I have come up with the following list of typical time-aligned text codecs:

  • CC: closed captions (for the deaf)
  • SUB: subtitles
  • TAD: textual audio descriptions (for the blind – to be transferred to braille or TTS)
  • KTV: karaoke
  • TIK: ticker text
  • AR: active regions
  • NB: metadata & semantic annotations
  • TRX: transcripts / scripts
  • LRC: lyrics
  • LIN: linguistic markup
  • CUE: cue points, DVD style chapter markers and similar navigational landmarks

Let me know if you can think of any other classes of video/audio-related time-aligned text.

All of these texts can be represented in text files with some kind of time marker, and possibly some header information to set up the interpretation environment. So, the simplest way of creating a representation of these inside Ogg was to define a generic mapping for time-aligned text into Ogg.

The Xiph wiki holds the current draft specification for mapping text codecs into Ogg. For anyone wanting to map a text codec into Ogg, this should provide the framework. The idea is to separate the text codec’s data into header data and into timed text segments (which can have all sorts of styling and other information with it). Then, the mapping is simple. An example for srt is described on the wiki page.

The specification is still in draft status, because we’re still expecting feedback. In fact, what we now need is people trying an implementation and providing fixes to the specification.

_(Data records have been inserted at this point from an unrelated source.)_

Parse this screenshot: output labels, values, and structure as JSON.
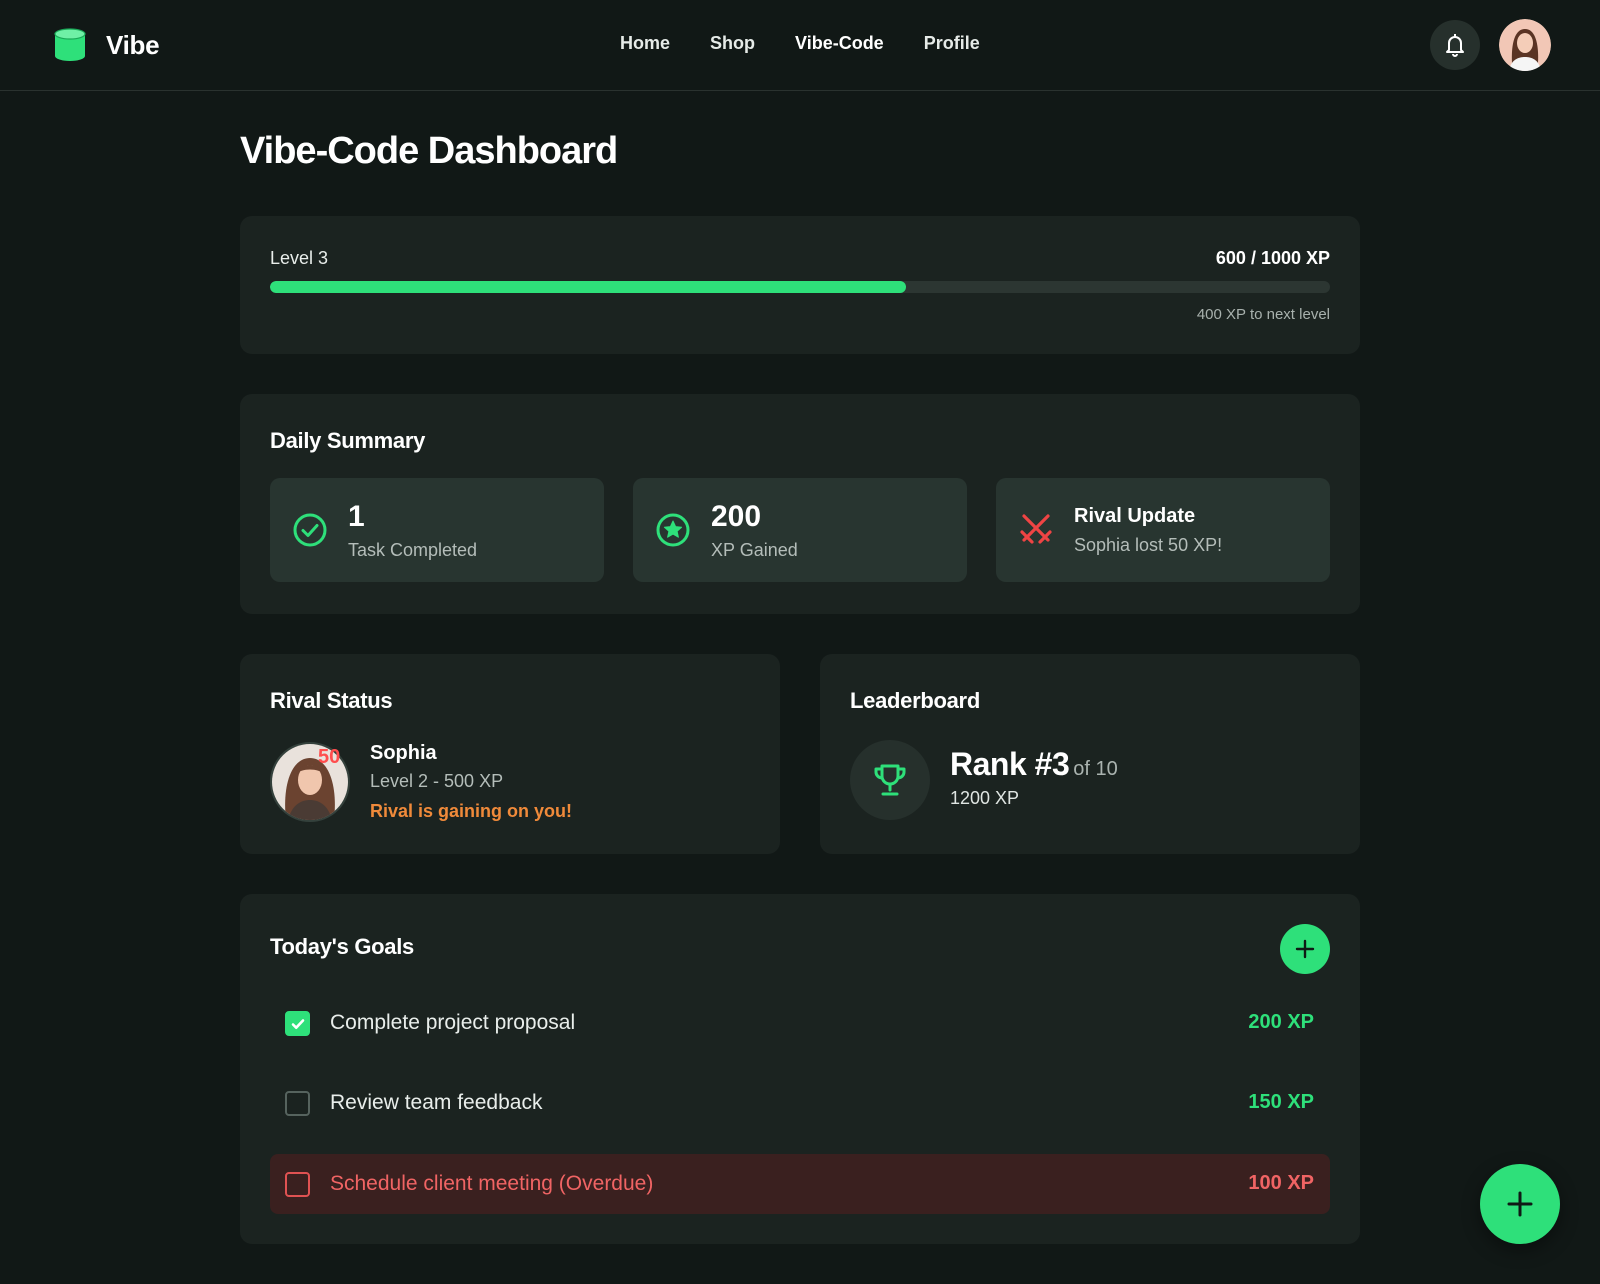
{
  "app": {
    "name": "Vibe"
  },
  "nav": {
    "items": [
      {
        "label": "Home"
      },
      {
        "label": "Shop"
      },
      {
        "label": "Vibe-Code",
        "active": true
      },
      {
        "label": "Profile"
      }
    ]
  },
  "page": {
    "title": "Vibe-Code Dashboard"
  },
  "level": {
    "label": "Level 3",
    "xp": "600 / 1000 XP",
    "progress_percent": 60,
    "next": "400 XP to next level"
  },
  "summary": {
    "title": "Daily Summary",
    "tasks": {
      "value": "1",
      "label": "Task Completed",
      "icon": "check-circle-icon"
    },
    "xp": {
      "value": "200",
      "label": "XP Gained",
      "icon": "star-circle-icon"
    },
    "rival_update": {
      "title": "Rival Update",
      "text": "Sophia lost 50 XP!",
      "icon": "crossed-swords-icon"
    }
  },
  "rival": {
    "title": "Rival Status",
    "name": "Sophia",
    "badge": "50",
    "level": "Level 2 - 500 XP",
    "warning": "Rival is gaining on you!"
  },
  "leaderboard": {
    "title": "Leaderboard",
    "rank": "Rank #3",
    "of": "of 10",
    "xp": "1200 XP",
    "icon": "trophy-icon"
  },
  "goals": {
    "title": "Today's Goals",
    "items": [
      {
        "text": "Complete project proposal",
        "xp": "200 XP",
        "checked": true,
        "overdue": false
      },
      {
        "text": "Review team feedback",
        "xp": "150 XP",
        "checked": false,
        "overdue": false
      },
      {
        "text": "Schedule client meeting (Overdue)",
        "xp": "100 XP",
        "checked": false,
        "overdue": true
      }
    ]
  },
  "colors": {
    "accent": "#2ee07a",
    "background": "#111816",
    "card": "#1b2320",
    "danger": "#f06464",
    "warning": "#f08a3a"
  }
}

To map your text codec of choice into Ogg, you will probably requrie further mapping specifications. Dependent on how complex your text codec of choice is, these additional mapping specifications may be rather simple or quite complicated. In the case of srt, it should be trivial. Considering the massive amount of srt already freely available online, the srt mapping may well have a really large impact. Enough hits. Let me know if you’re coding up something!

My next duty is to look for a representation that is generic enough to provide representations for any of the above listed text codecs. This representation is what will need to be available to a Web Browser when working with a Web video that has related text. Current contenders are OggKate and W3C TimedText, but I am not sure if either are too restrictive. I am indeed looking for the next generation of captioning technology that will be able to provide any type of time-aligned text that relates to audio/video.